O fetiche que o capital criou e a burguesia ampliou. [Nesse sentido], o dinheiro é o fetiche, ainda que não seja uma obra única. E a arte passa a ser o meio, onde investir e lucrar mais e mais. Na ‘sociedade do espetáculo’, do país do futuro de hoje, diria que [está] sem futuro [a arte]. Mas espero que essa tecnologia altere o futuro da arte, que pode ser levada a um impasse, a algum lugar sem saída. Alguns escaparão pulando o muro; só que, do outro lado, os esperam o fisco e os agiotas, com seus cães de dentes grosseiramente afiados. Esse futuro denominar-se-á “O Grande Masturbador”, sem nenhuma associação com Salvador Dalí, por favor. Quem viver verá.

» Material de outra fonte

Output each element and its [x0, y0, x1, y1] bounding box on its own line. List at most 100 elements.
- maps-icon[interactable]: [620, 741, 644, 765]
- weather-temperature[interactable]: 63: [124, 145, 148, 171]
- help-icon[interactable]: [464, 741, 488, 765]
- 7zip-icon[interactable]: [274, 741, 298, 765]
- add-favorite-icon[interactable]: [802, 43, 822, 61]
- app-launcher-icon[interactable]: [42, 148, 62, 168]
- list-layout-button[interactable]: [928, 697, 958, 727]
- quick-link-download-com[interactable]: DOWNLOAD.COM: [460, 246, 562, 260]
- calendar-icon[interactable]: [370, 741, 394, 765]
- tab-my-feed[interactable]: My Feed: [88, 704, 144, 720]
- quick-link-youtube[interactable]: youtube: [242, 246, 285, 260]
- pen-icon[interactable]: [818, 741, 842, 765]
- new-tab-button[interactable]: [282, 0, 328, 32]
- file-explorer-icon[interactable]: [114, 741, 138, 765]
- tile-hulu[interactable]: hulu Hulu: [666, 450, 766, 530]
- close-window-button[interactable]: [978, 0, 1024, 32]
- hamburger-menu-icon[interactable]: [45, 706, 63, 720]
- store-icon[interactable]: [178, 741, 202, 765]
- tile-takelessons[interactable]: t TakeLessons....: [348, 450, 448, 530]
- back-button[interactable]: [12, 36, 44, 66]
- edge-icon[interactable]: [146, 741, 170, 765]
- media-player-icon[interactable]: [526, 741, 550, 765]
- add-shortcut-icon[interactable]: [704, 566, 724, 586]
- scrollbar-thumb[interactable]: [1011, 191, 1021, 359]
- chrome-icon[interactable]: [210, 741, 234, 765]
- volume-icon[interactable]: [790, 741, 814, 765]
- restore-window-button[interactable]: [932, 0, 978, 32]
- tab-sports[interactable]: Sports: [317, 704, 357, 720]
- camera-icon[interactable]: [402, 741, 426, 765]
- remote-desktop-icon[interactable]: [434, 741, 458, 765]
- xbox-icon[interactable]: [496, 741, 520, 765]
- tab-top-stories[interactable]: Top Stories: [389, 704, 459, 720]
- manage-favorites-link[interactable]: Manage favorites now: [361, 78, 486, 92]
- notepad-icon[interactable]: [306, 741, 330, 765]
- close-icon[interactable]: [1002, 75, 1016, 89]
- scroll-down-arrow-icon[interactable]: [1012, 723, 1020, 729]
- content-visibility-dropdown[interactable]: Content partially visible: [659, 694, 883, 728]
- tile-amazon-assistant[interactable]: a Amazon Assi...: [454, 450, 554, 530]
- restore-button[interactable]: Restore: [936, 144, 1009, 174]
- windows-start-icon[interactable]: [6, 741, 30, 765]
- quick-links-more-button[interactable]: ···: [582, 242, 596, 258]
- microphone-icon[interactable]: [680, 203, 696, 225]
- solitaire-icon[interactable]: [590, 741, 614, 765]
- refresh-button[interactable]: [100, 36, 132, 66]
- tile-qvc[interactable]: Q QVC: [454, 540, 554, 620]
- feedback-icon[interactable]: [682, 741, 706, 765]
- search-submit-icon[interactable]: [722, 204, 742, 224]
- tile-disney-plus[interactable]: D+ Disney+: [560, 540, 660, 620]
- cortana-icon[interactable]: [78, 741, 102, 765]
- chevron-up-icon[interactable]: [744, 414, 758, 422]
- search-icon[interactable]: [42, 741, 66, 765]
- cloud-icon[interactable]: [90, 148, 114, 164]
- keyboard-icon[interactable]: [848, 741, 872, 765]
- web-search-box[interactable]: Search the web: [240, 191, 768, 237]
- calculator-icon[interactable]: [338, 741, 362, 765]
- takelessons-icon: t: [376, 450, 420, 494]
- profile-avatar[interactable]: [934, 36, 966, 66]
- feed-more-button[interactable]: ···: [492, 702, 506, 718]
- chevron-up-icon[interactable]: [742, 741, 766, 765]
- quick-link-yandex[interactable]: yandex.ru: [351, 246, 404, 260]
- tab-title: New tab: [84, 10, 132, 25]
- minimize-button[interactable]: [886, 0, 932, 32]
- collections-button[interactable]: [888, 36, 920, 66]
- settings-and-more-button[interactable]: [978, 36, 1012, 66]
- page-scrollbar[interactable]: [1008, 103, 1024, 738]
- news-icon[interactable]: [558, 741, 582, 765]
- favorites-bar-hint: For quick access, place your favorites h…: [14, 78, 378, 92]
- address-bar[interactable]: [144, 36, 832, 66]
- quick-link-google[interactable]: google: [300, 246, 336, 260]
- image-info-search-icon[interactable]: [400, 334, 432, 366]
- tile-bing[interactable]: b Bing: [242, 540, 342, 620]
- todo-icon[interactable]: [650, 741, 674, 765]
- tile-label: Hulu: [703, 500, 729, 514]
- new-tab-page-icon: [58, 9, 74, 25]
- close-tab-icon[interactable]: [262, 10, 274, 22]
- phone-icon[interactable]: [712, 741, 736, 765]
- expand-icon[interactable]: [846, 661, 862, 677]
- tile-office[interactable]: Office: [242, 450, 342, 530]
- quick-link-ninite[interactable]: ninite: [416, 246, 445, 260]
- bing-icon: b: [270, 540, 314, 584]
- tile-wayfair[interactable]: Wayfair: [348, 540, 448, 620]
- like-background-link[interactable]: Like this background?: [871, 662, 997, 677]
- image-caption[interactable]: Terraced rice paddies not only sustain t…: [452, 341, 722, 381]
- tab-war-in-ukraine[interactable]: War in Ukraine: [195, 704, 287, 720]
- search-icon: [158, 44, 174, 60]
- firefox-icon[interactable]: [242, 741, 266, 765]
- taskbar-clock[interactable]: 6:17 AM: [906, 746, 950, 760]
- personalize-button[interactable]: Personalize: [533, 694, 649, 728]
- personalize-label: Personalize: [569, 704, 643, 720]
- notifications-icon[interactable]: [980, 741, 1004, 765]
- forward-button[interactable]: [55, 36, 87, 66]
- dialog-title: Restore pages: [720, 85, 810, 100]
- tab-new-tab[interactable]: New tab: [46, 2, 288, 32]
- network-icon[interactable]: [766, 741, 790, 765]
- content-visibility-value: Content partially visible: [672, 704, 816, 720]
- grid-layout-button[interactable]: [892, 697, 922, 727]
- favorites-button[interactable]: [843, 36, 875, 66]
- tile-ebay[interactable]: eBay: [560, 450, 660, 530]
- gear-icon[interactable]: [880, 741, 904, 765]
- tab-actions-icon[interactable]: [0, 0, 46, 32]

Você foi muito corajoso ao fazer T.E. Para você, qual o valor da coragem?
… o amor.

Laura Rago
Laura Rago é curadora e crítica de arte graduada em história e pós-graduada em Jornalismo Cultural e em Arte: Crítica e Curadoria. Trabalhou na Folha de S.Paulo como repórter de arte e música erudita, e foi editora-assistente na revista Bamboo. Colaborou para revistas como Vogue, Harper’s Bazaar e títulos da editora Abril. Atualmente, representa no Brasil o artista plástico argentino Tec e trabalha como curadora de projetos especiais na galeria Choque Cultural.